PoC 2: Customer Service History Case Memory
Input material:
-100 historical work orders
-FAQ documentation
-Product change records
-Processing results and customer feedback
Validation issues:
-Are there similar historical cases of the current issue?
-Which treatments have failed?
-Which version change could cause this problem?
-What processing path should be recommended for the new job?
Success Metrics:
-Recall accuracy for similar cases.
-The answer can explain the reason for the association.
-Can reduce the time of repeated investigation by customer service.
PoC 3:AI Coding Project Memory
Input material:
-Project Readme
-Architecture Description
-Code specification
-Historical PR/issue summary
-Claude Code/Codex session record
Validation issues:
-What are the architectural constraints of the project?
-Why was a module designed like this before?
-What code styles should new features follow?
-How were similar bugs fixed in the past?
Success Metrics:
-Proactive recall of project context in new sessions.
-Reduce duplication in explaining project background.
-Be able to locate relevant historical decisions.
11. Risks and Considerations
| Risk | Description | Response Recommendations |
|---|---|---|
| LLM Extraction Quality | Map and Memory Quality Depends on LLM, embedding, chunking and pipeline | Evaluate with Real Samples, Not Just Demo |
| Graph error propagation | Error entities or relationships may affect subsequent recall | Add manual sampling, data rollback, and 'forget' policies |
| Security default items need to be strengthened | JWT secret, API key plaintext, local file path, Cypher query, etc. must be checked | Do security configuration checklist before going online |
| Multi-storage complexity | Deployment and troubleshooting costs brought by relational/vector/graph multi-layer | PoC uses the default stack, and production is preferred Postgres single stack |
| Cost | LLM/embedding calls, graph building, and improve may all incur costs | Estimate the number of chunks, calls, and concurrency first |
| Chinese/Industry Ontology | Chinese Entity Extraction and Domain Relationships may need customization | Prepare Industry Samples and Ontology/ontology |
| Does not equal to complete knowledge middle-end | Lack of complete product capabilities such as enterprise-level UI, approval, governance, authority audit, etc. | As a memory/RAG component, rather than an overall platform replacement |
12. My Pre-Sales Judgment
Cognee is one of the most important projects in this batch, because it has hit a very real pain point in the Agent industry: Agent can not only call tools, but also remember, continuously learn and understand enterprise knowledge according to relationships for a long time.
It is suitable for pre-sales positioning is not "another RAG framework",:
Agent long-term memory layer enterprise knowledge mapping memory vector/graph hybrid retrieval infrastructure.
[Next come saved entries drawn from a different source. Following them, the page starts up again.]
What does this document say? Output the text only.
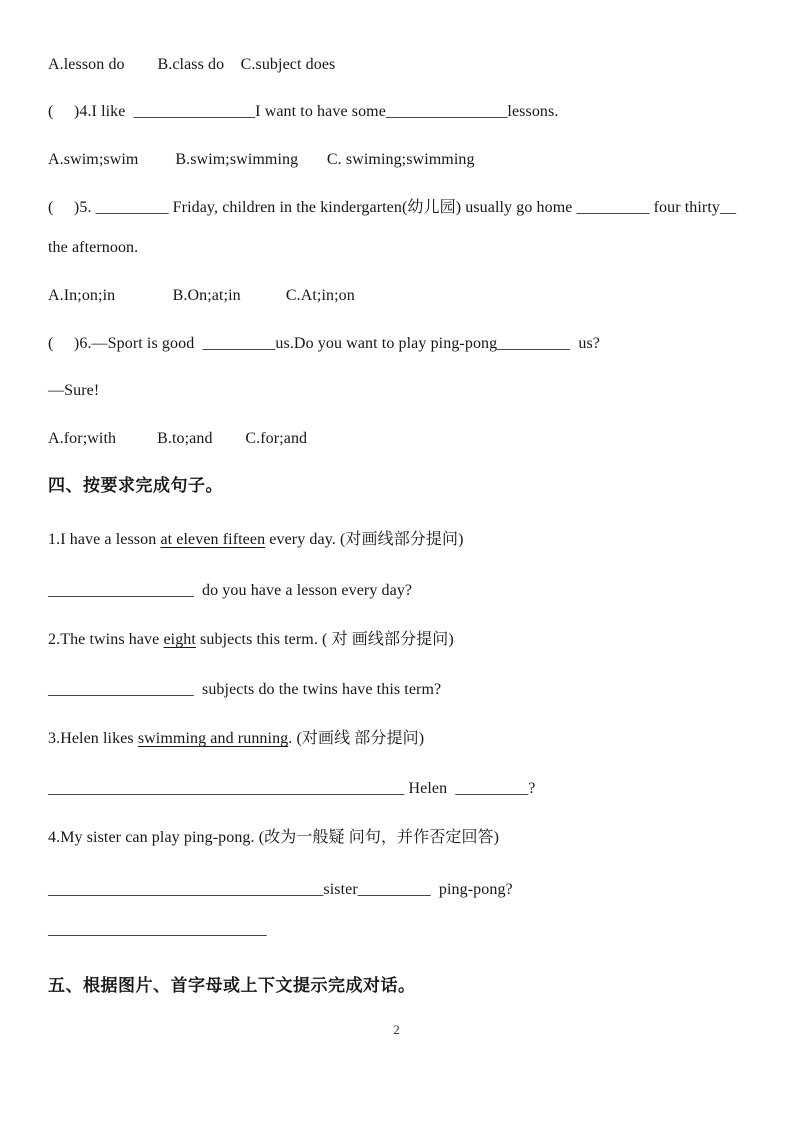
A.lesson do        B.class do    C.subject does
(     )4.I like  _______________I want to have some_______________lessons.
A.swim;swim         B.swim;swimming       C. swiming;swimming
(     )5. _________ Friday, children in the kindergarten(幼儿园) usually go home _________ four thirty__
the afternoon.
A.In;on;in              B.On;at;in           C.At;in;on
(     )6.—Sport is good  _________us.Do you want to play ping-pong_________  us?
—Sure!
A.for;with          B.to;and        C.for;and
四、按要求完成句子。
1.I have a lesson at eleven fifteen every day. (对画线部分提问)
__________________  do you have a lesson every day?
2.The twins have eight subjects this term. ( 对 画线部分提问)
__________________  subjects do the twins have this term?
3.Helen likes swimming and running. (对画线 部分提问)
____________________________________________ Helen  _________?
4.My sister can play ping-pong. (改为一般疑 问句，并作否定回答)
__________________________________sister_________  ping-pong?
___________________________
五、根据图片、首字母或上下文提示完成对话。
2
The most suitable for three types of customers:
- Customers who have done RAG, but found that the response lacks context and relational reasoning.
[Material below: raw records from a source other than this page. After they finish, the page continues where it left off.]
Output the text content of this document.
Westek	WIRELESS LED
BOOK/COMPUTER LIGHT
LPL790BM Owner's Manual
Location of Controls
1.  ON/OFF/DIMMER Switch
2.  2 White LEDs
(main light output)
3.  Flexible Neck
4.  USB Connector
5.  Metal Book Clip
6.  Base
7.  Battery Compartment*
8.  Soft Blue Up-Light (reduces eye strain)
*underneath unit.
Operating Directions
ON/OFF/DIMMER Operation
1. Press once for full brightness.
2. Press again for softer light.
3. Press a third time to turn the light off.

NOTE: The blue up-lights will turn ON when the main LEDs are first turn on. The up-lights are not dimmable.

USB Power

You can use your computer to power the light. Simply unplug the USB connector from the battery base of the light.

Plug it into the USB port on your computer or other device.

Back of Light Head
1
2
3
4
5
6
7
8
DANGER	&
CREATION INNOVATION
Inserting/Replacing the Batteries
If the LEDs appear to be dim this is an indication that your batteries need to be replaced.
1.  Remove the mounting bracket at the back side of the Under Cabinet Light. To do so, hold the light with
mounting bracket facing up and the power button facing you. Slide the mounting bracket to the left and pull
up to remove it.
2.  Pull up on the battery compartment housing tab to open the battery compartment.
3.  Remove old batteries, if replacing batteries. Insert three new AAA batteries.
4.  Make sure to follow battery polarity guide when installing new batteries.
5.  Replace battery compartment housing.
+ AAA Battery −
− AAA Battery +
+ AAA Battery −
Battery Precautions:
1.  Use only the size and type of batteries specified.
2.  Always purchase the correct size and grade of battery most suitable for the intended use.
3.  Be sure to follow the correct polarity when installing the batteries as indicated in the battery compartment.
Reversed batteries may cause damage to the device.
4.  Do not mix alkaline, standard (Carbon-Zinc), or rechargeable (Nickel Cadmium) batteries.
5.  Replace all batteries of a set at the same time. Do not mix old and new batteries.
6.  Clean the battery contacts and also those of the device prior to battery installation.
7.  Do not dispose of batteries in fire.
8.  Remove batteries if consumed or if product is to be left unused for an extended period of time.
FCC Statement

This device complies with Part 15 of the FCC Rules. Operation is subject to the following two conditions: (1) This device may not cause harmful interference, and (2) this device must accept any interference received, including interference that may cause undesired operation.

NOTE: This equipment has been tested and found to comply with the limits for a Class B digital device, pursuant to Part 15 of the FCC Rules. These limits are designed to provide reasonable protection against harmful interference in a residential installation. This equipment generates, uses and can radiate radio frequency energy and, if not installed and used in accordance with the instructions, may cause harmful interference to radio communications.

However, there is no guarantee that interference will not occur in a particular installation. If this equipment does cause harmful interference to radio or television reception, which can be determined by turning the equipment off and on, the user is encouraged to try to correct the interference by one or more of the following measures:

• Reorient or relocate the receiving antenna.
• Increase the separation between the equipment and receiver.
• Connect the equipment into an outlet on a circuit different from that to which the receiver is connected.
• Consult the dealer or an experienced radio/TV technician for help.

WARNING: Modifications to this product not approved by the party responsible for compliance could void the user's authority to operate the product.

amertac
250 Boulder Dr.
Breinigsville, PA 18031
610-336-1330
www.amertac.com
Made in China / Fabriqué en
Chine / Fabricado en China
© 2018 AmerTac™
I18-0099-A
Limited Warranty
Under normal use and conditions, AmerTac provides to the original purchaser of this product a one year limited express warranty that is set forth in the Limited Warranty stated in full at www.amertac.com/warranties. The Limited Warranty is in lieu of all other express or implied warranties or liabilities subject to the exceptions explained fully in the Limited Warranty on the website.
- Customers who are working on an enterprise Agent platform and need memory layer.
- Customers with "experience precipitation" needs such as customer service, pre-sales, research and development, data analysis, etc.
It is not recommended to commit to production to replace the customer's existing knowledge platform. A more stable approach is to use 1-2 high-value scenarios for PoC, especially "historical cases, current problem relationship reasoning. If the cognee is significantly better than the ordinary vector RAG on these issues, it is easy to bring the customer to the "long-term memory/company brain" scenario narrative.